The last two days I've been doing the work I thought I would be doing -- trying to make the conflicts clearer, scene-by-scene, on the typescript. It involves marking up the paper copy adn then sometimes deciding the the cutting and pasting is radical enough that I need to be on the keyboard and then keying in all my changes from the paper copy. So far I'm through 27 pages and three chapters. It's hard to tell if I'm really doing any good or just plastering over serious problems that I haven't faced yet or creating clumsy solutions. I have a bad hunch that I won't be able to tell for a long time -- until I've gone all the way through, then let it sit for a few weeks to get some distance and then reading it again.

It's a time of great uncertainty.

I'm also making the whole thing longer, bit by bit. So far I've added one new page for every chapter and about 1,000 words. Hopefully that trend doesn't continue. At this same rate, I would 9,000 words by the end, and that's not gonna fly.

On to Chapter 4 next.
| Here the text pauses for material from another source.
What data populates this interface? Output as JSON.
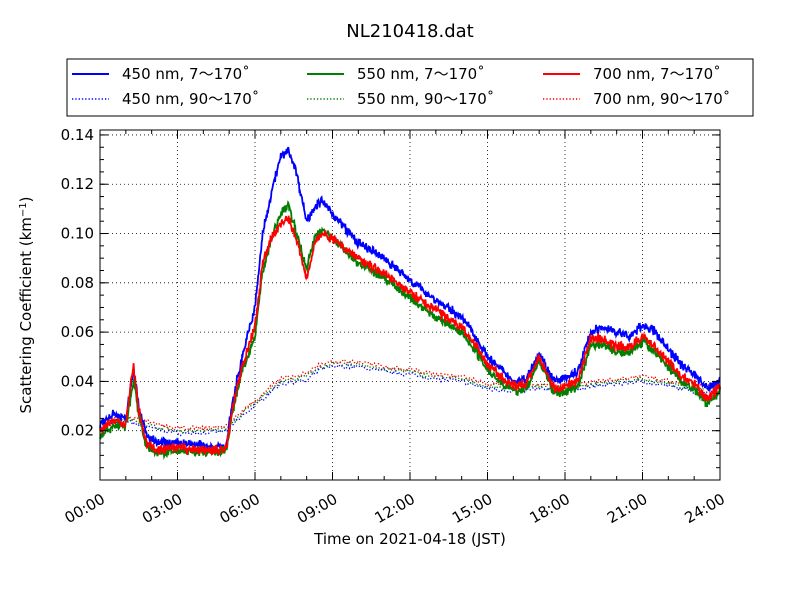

Probably not tomorrow, though.

Saturday, April 9, 2011

Focusing on conflict

I haven't been journaling about it, but I have been working hard since last Tuesday, and I've been learning a lot that I do wish I had time to note.

I decided I had had enough time away or couldn't stand any more time away. So I printed it out and read it on paper for the first time. One good thing about working on a children's book is that it's easier to read it in a rush and get an overall impression. It took me about 7 hours over two days.

It's not easy for me to read that way, because as I go along I see lots of opportunities for sentence-level corrections and rewrites. On the one hand, the more I do that, the more I undermine the work of reading it for the overall impression, which is really important. On the other hand, I know that the more times I read it, the less able I get to actually spot errors and clumsiness, so you want to grab them when I see them. It took me awhile, but I really had to train myself to leave the editing pen sitting on the table. I ended up marking errors and putting a check mark next to anything that seemed clumsy and needing a revision so that I could keep close to a natural reading pace.

My overall impression was mixed. I didn't feel great about what I saw. There are a lot of moments in the book that I'm proud of, but there was something lacking that prevents it all from hanging together, and I realized I still have some significant work ahead of me.

I'm probably fooling myself, but I think I have a handle on what the problem is. The conclusion outshines the set up. It answers questions that weren't clearly asked, so the climactic scenes don't feel like they matter.

To fix that, I've been doing a lot of thinking about and freewriting about and notetaking on conflict. That seems like a pretty obvious aspect of fiction, but as I often have to point out to my students, it can be elusive. When we're struggling and just want the work to be done, it's easy to confuse a problem with conflict. The character has a problem isn't a conflict. The character has a problem AND something else may make a conflict. For my students, and now for me, it can be unexpectedly difficult to get clear on that.

And then when I have a good sense of conflict, it usually only works in isolation. When I start matching it up with what is actually going on in at different parts of the draft I can see a lot of daylight. Which leads to a lot of brainstorming and notetaking about the revisions I could make, once I get over the panic.

And I'm not sure I do have a good sense of what the conflict is to begin with. It remains elusive.

Anyway, I'm trying not to rush it, or I would have started the next rewrite yesterday. I keep trying to see if I can get a sharper sense of the story first. Once I do start the next draft, I think what it will be is going through scene-by-scene to make it focus on and further the central conflicts.

It feels like a long way to go. One mark in my favor so far is that the language felt pretty tight on the read through. I didn't have a whole lot of those checkmarks. I don't think there's a lot of sentence-level clumsiness or drag. When I do get to work on a polishing draft, I think I'll want to try and punch up the energy and playfulness of language.